I would like to implement a Sign-on splash with customer-hosted RADIUS for guest authentication.
I am following the instructions at this link: https://documentation.meraki.com/MR/Splash_Page/Configuring_RADIUS_Authentication_with_a_Sign-on_Spl...
I am trying to configure my RADIUS server with the proper client IP addresses for the RADIUS requests. In the documentation it states I can obtain these addresses from the Firewall Information page. However, the firewall information page just shows two /24 subnets and a /20 subnet as potential sources. This is way too many addresses to add to the RADIUS server.
How can I get the actual specific IP addresses of the RADIUS requests to enter as clients?
TimS,
The MX should use the highest value VLAN routable IP. So if you don't have any vlan's configured it's the default LAN IP for the MX. If you do have VLAN's it should be the highest # VLAN. To verify you can check the radius logs as well and see the client-ip address request when you test as well.
https://documentation.meraki.com/MX-Z/Other_Topics/MX_and_Z1_Source_IP_for_RADIUS_Authentication
That only works for Internal User authentication.
For guest user authentication, the requests come from Meraki's cloud.
We have verified this with packet captures and it states this in the documentation I linked to.
Support just responded me and is telling me that we need to open the firewall for all of the subnets and add those subnets as RADIUS clients. This seems like a bit of a security issue.

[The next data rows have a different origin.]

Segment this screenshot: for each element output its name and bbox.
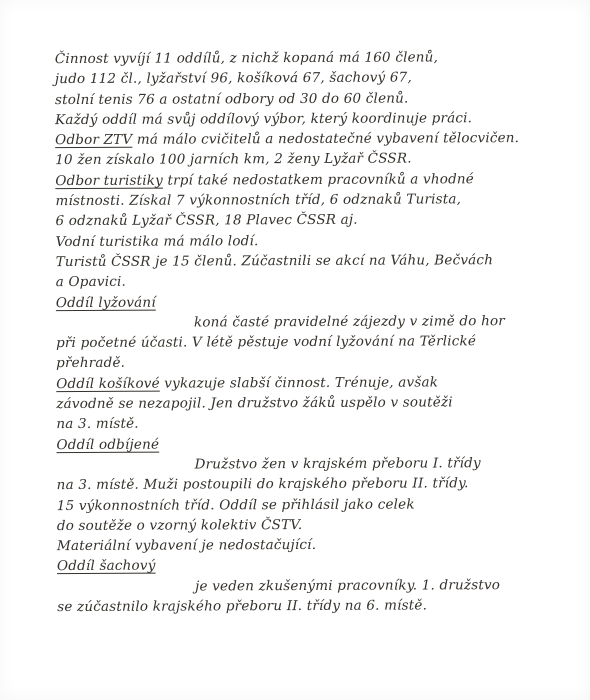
- handwritten-line: Turistů ČSSR je 15 členů. Zúčastnili se …: [56, 250, 556, 272]
- text-segment: na 3. místě.: [56, 416, 138, 432]
- handwritten-line: na 3. místě. Muži postoupili do krajskéh…: [57, 473, 557, 495]
- handwritten-line: Materiální vybavení je nedostačující.: [57, 534, 557, 556]
- handwritten-line: místnosti. Získal 7 výkonnostních tříd, …: [55, 189, 555, 211]
- text-segment: při početné účasti. V létě pěstuje vodní…: [56, 333, 476, 351]
- handwritten-line: Odbor turistiky trpí také nedostatkem pr…: [55, 169, 555, 191]
- handwritten-line: judo 112 čl., lyžařství 96, košíková 67,…: [55, 67, 555, 89]
- text-segment: do soutěže o vzorný kolektiv ČSTV.: [57, 517, 303, 534]
- text-segment: na 3. místě. Muži postoupili do krajskéh…: [57, 476, 469, 494]
- text-segment: vykazuje slabší činnost. Trénuje, avšak: [160, 374, 438, 391]
- text-segment: je veden zkušenými pracovníky. 1. družst…: [195, 577, 500, 594]
- text-segment: přehradě.: [56, 355, 125, 371]
- text-segment: místnosti. Získal 7 výkonnostních tříd, …: [55, 191, 461, 209]
- underlined-heading: Odbor turistiky: [55, 172, 163, 188]
- text-segment: koná časté pravidelné zájezdy v zimě do …: [194, 313, 505, 330]
- handwritten-line: Odbor ZTV má málo cvičitelů a nedostateč…: [55, 128, 555, 150]
- text-segment: Družstvo žen v krajském přeboru I. třídy: [195, 455, 481, 472]
- handwritten-line: se zúčastnilo krajského přeboru II. tříd…: [57, 595, 557, 617]
- text-segment: Činnost vyvíjí 11 oddílů, z nichž kopaná…: [55, 49, 438, 67]
- scanned-page: Činnost vyvíjí 11 oddílů, z nichž kopaná…: [0, 0, 590, 700]
- text-segment: má málo cvičitelů a nedostatečné vybaven…: [132, 130, 519, 148]
- text-segment: 6 odznaků Lyžař ČSSR, 18 Plavec ČSSR aj.: [55, 212, 357, 229]
- handwritten-line: Oddíl košíkové vykazuje slabší činnost. …: [56, 372, 556, 394]
- handwritten-line: Oddíl odbíjené: [56, 433, 556, 455]
- handwritten-line: je veden zkušenými pracovníky. 1. družst…: [57, 575, 557, 597]
- handwritten-line: stolní tenis 76 a ostatní odbory od 30 d…: [55, 88, 555, 110]
- underlined-heading: Oddíl lyžování: [56, 294, 156, 310]
- handwritten-line: na 3. místě.: [56, 412, 556, 434]
- text-segment: stolní tenis 76 a ostatní odbory od 30 d…: [55, 90, 409, 108]
- text-segment: 15 výkonnostních tříd. Oddíl se přihlási…: [57, 496, 415, 514]
- text-segment: a Opavici.: [56, 274, 126, 290]
- text-segment: Materiální vybavení je nedostačující.: [57, 537, 316, 554]
- handwritten-line: 10 žen získalo 100 jarních km, 2 ženy Ly…: [55, 148, 555, 170]
- text-segment: se zúčastnilo krajského přeboru II. tříd…: [57, 597, 427, 615]
- handwritten-line: Činnost vyvíjí 11 oddílů, z nichž kopaná…: [55, 47, 555, 69]
- text-segment: závodně se nezapojil. Jen družstvo žáků …: [56, 394, 453, 412]
- handwritten-line: přehradě.: [56, 351, 556, 373]
- text-segment: Vodní turistika má málo lodí.: [56, 233, 259, 250]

Especially since the rule isn't specific to RADIUS but also applies to NTP so much of those subnets could be referencing just NTP servers and have no need to be allowed inbound.
Client felt that this was the best way to centrally manage authentication across all of their global locations.
Meraki Authentication only appears to work for each Network so then they have to configure the guest at every site they may end up visiting.
Is there a better way to do this?
Client also pointed out how the RADIUS message is sent in clear text over the internet, exposing the username. Would love another way to accomplish this.